Ordering Off the Menu

I’m sure you’ve heard the one about the guy who walks into a restaurant and asks for a glass of iced tea. When the waiter tells him they don’t serve iced tea because it isn’t on the menu, the patron asks for a pot of hot tea and a glass filled with ice cubes. When the waiter returns, the patron pours the hot tea into the glass. He then turns to the waiter and says, “There. Now you serve iced tea.”

Some people’s lives begin and end with the menu life lays before them. But any smart restaurateur knows to give people what they want, menu item or not.

This is a smart-headed, customer-driven response to a competitive market – and one that doesn’t come naturally to an enterprise like the U.S. Postal Service.

More Services Needed

The postal service, unfortunately, only recently learned its market is changing. Customers aren’t satisfied with the fixed menu of services that exists in the domestic mail classification schedule, and the USPS’ monopoly is fast being eroded by electronic communication technologies.

To survive in today’s environment, the postal service has to change its ways. Rather than telling customers, “Here’s what we have, take it or leave it,” the attitude has got to become, “What do you need, and can I build it for you?”

“Did my mail get there?” should never be a question postal customers have to ask.
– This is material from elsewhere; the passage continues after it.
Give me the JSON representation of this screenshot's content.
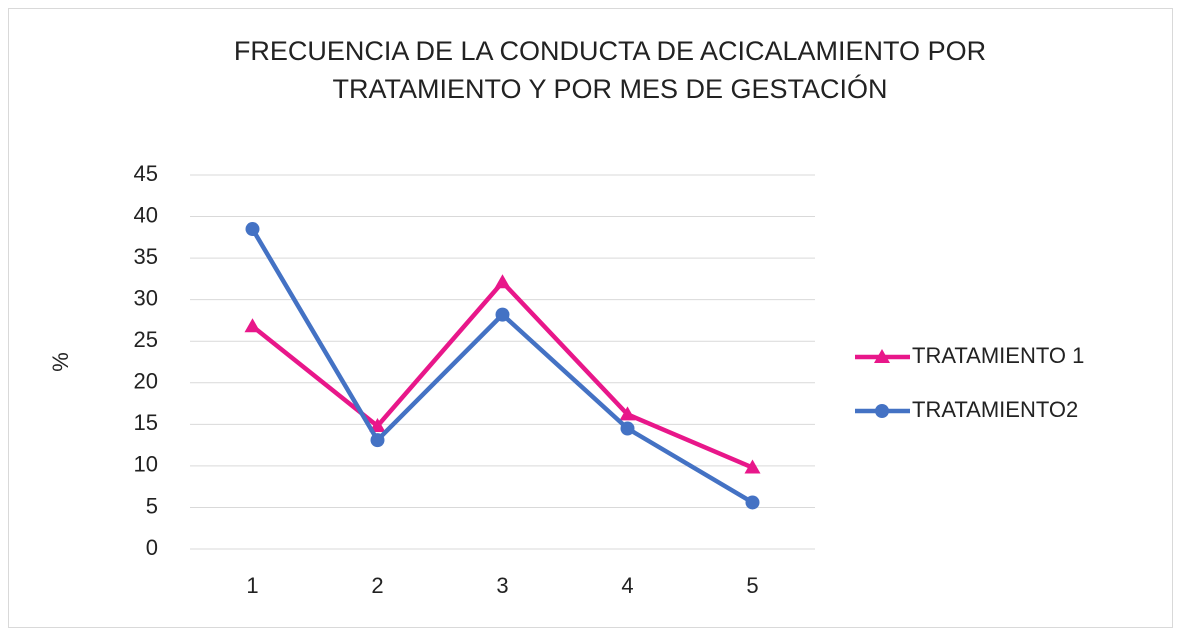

Indeed, with all the whiz-bang electronic communications tools available today, there’s no reason why the USPS can’t offer an electronically-based message-delivery confirmation service.

This is not an invitation for the postal service to go off and waste rate payers’ dollars entering e-businesses already well served by the private sector. Rather, it’s simply to encourage it to invest that money judiciously in an electronic information infrastructure designed to enhance the value of its core hard-copy messaging business.